Depois de um fim de semana de homenagens, a terra que inspirou a obra "A Cidade e as Serras" despediu-se de Eça de Queiroz, entre guarda de honra, documentos históricos e um protesto.

Por estas escadas acima, vários rostos falam do escritor com um sentimento de familiaridade. Um desses casos é António Pinto Bernardo, que recorda a ligação com a filha do autor d’Os Maias — e as peças próprias de garotos. “Fui crescendo por aqui, pela casa de Tormes que à época se dizia a casa de Vila Nova. Quando saíamos das aulas, vínhamos brincar e privávamos muito com a dona Maria Eça de Queiroz. Uma vez pregámos uma partida. Assustámos as criadas — sem ofensa nenhuma que era assim que se chamava na altura — e elas deixaram cair os canecos e os cântaros. E a dona Maria Eça estava ao cimo da escadaria e chamava por nós e dizia: ‘os meninos venham cá’. E nós claro tínhamos de ir, tínhamos de obedecer”, lembra entre risos.

Cinquenta anos depois, Pinto Bernardo regressa ao mesmo espaço por onde passou anos a fio, o mesmo que serviu de cenário a “A Cidade e as Serras”. Desta vez com uma missão diferente. “Enquanto fazia a guarda de honra, muitas vezes senti as pernas a tremer. E tremiam pela emoção que é eu regressar a esta casa. Há meio século, estava bem longe de imaginar que mais tarde, onde brinquei na infância e na adolescência, viria fazer a guarda de  honra ao pai da dona Maria Eça de Queiroz por quem nutria, apesar das traquinices — muito carinho especial”, conta ao Observador.

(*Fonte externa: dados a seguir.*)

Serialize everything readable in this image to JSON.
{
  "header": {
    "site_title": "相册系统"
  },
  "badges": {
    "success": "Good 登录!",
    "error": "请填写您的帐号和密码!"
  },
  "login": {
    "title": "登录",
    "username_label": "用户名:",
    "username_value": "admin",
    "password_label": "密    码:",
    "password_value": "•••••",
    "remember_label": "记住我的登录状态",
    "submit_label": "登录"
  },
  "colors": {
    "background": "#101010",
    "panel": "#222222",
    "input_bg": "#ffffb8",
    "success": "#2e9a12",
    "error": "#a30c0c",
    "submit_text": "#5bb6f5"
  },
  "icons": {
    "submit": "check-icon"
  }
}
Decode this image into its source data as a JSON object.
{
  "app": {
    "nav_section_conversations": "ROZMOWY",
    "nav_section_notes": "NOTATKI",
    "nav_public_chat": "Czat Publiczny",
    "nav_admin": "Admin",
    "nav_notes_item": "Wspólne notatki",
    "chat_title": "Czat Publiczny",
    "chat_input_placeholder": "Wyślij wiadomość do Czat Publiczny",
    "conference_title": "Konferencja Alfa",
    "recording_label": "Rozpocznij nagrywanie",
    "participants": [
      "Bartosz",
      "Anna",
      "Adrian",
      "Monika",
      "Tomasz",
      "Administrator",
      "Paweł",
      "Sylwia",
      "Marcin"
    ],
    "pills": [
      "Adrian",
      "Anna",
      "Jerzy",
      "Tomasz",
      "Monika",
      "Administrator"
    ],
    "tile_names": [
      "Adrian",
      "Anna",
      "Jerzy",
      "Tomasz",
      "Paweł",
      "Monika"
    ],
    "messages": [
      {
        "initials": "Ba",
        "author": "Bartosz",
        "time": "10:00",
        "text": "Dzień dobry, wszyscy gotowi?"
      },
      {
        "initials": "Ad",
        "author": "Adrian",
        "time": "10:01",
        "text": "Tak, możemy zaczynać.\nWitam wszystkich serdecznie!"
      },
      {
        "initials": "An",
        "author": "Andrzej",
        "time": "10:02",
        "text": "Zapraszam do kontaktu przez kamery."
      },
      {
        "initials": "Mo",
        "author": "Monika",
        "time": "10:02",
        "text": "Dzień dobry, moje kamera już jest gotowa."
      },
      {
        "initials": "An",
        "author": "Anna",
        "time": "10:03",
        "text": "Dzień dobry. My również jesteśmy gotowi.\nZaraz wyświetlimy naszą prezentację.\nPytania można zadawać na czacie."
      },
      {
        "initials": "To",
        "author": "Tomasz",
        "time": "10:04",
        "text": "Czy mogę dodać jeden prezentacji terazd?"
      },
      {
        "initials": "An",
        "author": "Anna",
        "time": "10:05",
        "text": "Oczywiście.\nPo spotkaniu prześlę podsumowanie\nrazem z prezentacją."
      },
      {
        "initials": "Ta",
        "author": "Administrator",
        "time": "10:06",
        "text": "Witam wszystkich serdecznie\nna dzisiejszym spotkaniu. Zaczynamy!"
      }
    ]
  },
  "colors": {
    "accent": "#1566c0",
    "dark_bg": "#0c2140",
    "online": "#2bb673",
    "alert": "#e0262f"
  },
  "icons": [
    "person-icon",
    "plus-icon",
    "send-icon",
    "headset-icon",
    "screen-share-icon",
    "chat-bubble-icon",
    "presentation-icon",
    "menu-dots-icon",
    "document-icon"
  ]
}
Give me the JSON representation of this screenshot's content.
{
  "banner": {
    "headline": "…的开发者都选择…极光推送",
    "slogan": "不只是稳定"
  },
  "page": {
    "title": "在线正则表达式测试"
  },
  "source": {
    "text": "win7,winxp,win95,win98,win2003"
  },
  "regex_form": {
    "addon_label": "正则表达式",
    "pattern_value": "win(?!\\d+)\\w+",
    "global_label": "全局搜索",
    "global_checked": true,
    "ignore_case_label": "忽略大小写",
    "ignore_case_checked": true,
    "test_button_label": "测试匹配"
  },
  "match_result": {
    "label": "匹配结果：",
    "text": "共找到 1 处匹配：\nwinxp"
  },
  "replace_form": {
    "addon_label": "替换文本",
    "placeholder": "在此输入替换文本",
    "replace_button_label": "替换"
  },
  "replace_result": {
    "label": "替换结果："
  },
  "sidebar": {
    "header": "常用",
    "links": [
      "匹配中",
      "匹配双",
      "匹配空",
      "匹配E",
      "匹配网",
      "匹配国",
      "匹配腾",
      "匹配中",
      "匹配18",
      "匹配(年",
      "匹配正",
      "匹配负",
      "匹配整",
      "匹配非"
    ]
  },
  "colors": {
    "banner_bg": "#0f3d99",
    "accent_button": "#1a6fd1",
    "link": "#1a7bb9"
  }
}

O último adeus ao escritor decorreu na morada onde também funciona a Fundação Eça de Queiroz, na freguesia de Santa Cruz do Douro, no concelho de Baião, no Porto. E aconteceu ao som da chuva forte que marcou a agenda de celebrações neste domingo, desde a manhã até ao final do dia — quando os restos mortais do escritor se prepararam para partir daquela localidade rumo a Lisboa, onde esta quarta-feira serão depositados no Panteão Nacional. Sem números oficiais por parte da organização, estima-se que por aqui terão passado mais de uma centena de pessoas.

António Pinto Bernardo

Em Tormes, o momento foi digno de uma passagem retirada da melhor prosa de Eça. No centro, a urna do homenageado, embrulhada na bandeira nacional e contemplada por dois candelabros. Do lado esquerdo, algumas das cartas trocadas entre o escritor e a mulher, Emília de Castro Pamplona Resende, desde o período do noivado até à derradeira correspondência, antes da morte do autor, em agosto de 1900. Do lado direito, alguns objetos com relevo. O livro de esboços do romancista português, menos conhecido por esta faceta, suscitou alguns sorrisos. Nele é possível ver uma auto-caricatura de Eça de Queiroz enquanto cegonha, com detalhes como o famoso binóculo, até ao bigode característico, sem faltar a pena atrás da orelha. Também a reunir vários olhares esteve a coleção de originais dos clássicos que lavrou, incluindo “Os Maias”,  “O Crime do Padre Amaro”, e ainda a obra que descreve e pinta a terra onde viveu — e de onde se despediu este domingo — “A Cidade e as Serras”.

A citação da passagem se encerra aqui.